The producers requested a "Megan Gallagher type" for one of the roles in the episode. Upon hearing about this, Gallagher's agent contacted them and said that Gallagher might be able to do it herself. Following this she was offered the part in the episode. She had previously appeared in the second season episode "Invasive Procedures", and would later appear in the Star Trek: Voyager episode "Body and Soul".

Quark's spacecraft (named in this episode as Quark's Treasure) looks like the Ferengi pod, which was introduced in "The Price" on Star Trek: The Next Generation broadcast on November 13, 1989. The interior set was seen previously in "Prophet Motive" (S3E16), also a Ferengi-centric episode.

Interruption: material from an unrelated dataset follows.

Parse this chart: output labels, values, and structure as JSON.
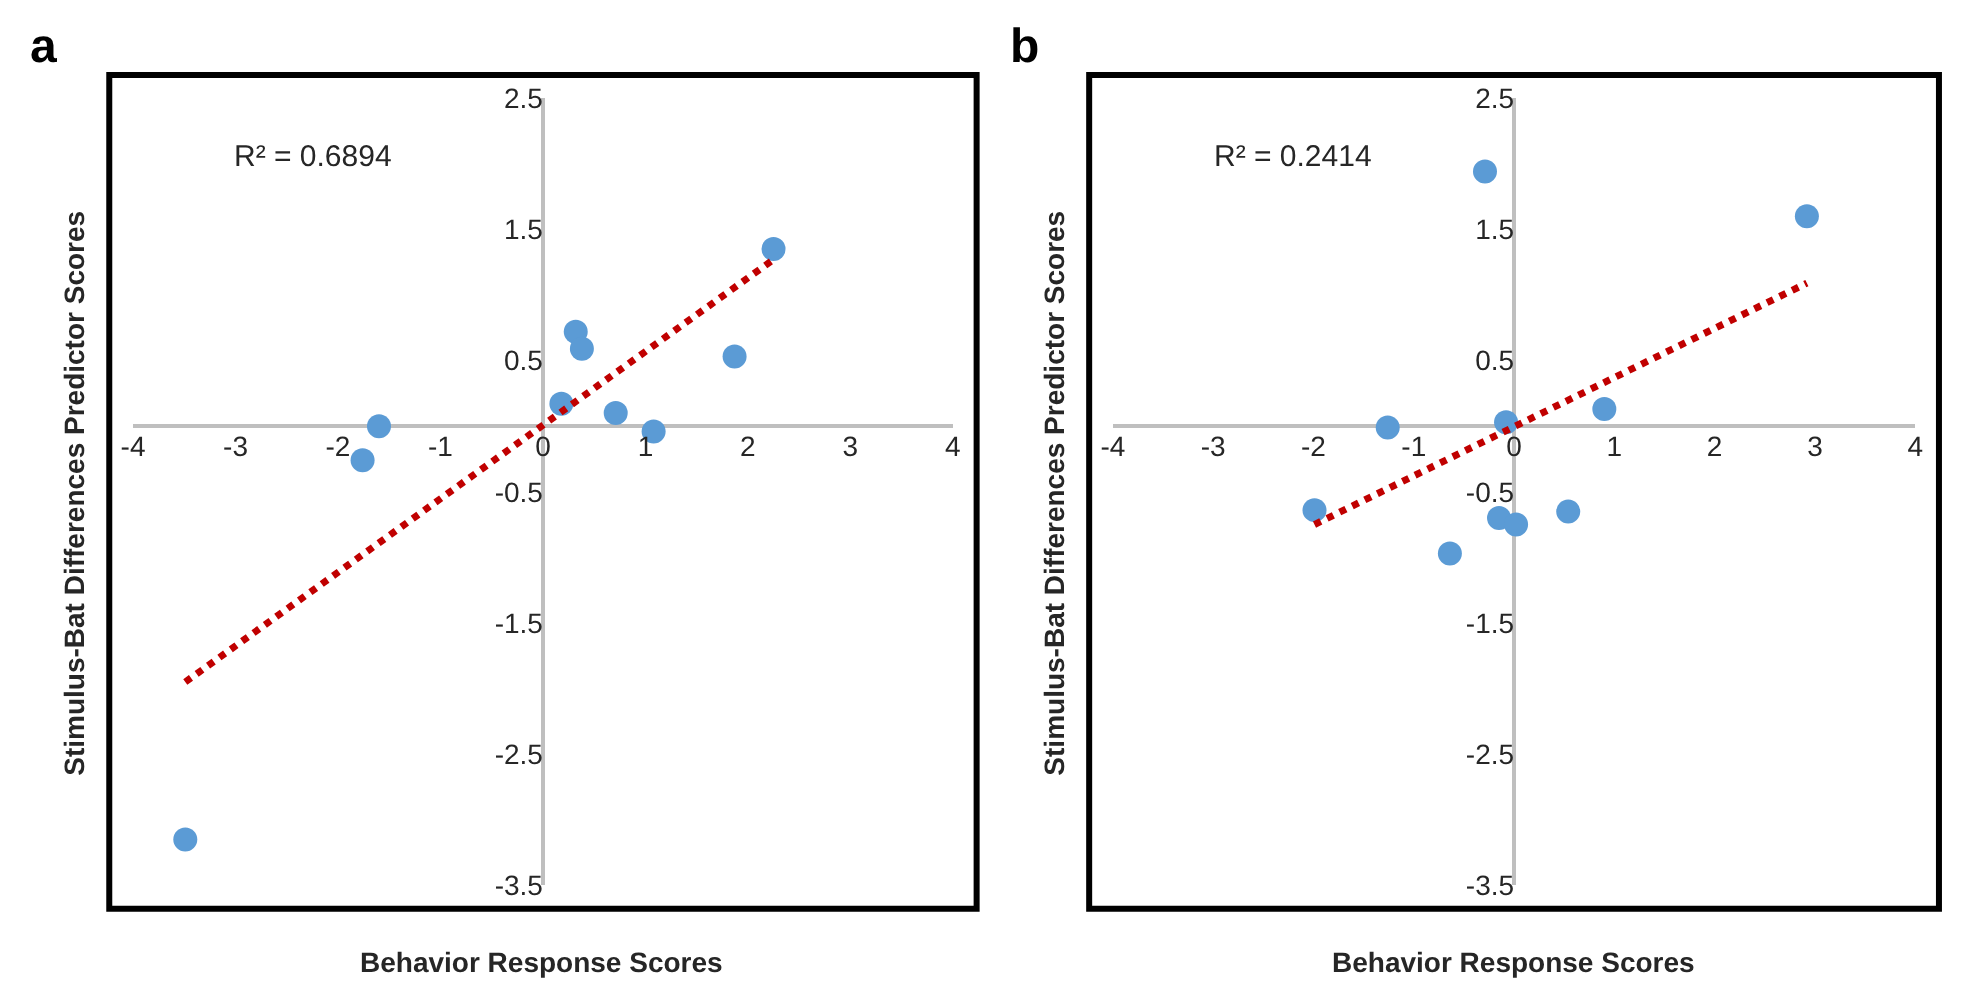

Ferengi pod shuttlecraft designs appears in a number of customized versions throughout the rest of the series and it makes an appearance on Star Trek: Voyager also.

Charles Napier, who portrayed General Denning, previously appeared in the Star Trek: The Original Series episode "The Way to Eden". He had requested to play a military character after having portrayed a "space hippie" in his last appearance.

==Reception==
In 2012, Den of Geek ranked this the fifth best episode of Star Trek: Deep Space Nine.

"Little Green Men" was rated as having the second top moment of all Star Trek by Geek.com in 2015.

In 2014, io9 ranked "Little Green Men" as the 85th best episode of Star Trek in their list of the top 100 Star Trek episodes.

SyFy ranked "Little Green Men" as the tenth best time travel plot in Star Trek in 2016.

In 2016, Empire ranked this the 35th best out of the top 50 episodes of the 700 plus Star Trek television episodes.

In 2016, The Hollywood Reporter ranked this episode the 18th best of Star Trek: Deep Space Nine.

In 2019, CBR rated "Little Green Men" the eleventh funniest Star Trek episode.

In 2019, Nerdist ranked this episode the seventh best time-travel episode of the Star Trek franchise.

In 2020, io9 listed this as one of the "must-watch" episodes of the series.

U.K. science fiction magazine and website SciFiNow ranked this one of the top ten episodes of Star Trek: Deep Space Nine, remarking that, although episodes about the Ferengi are "divisive", this one "is a joy.".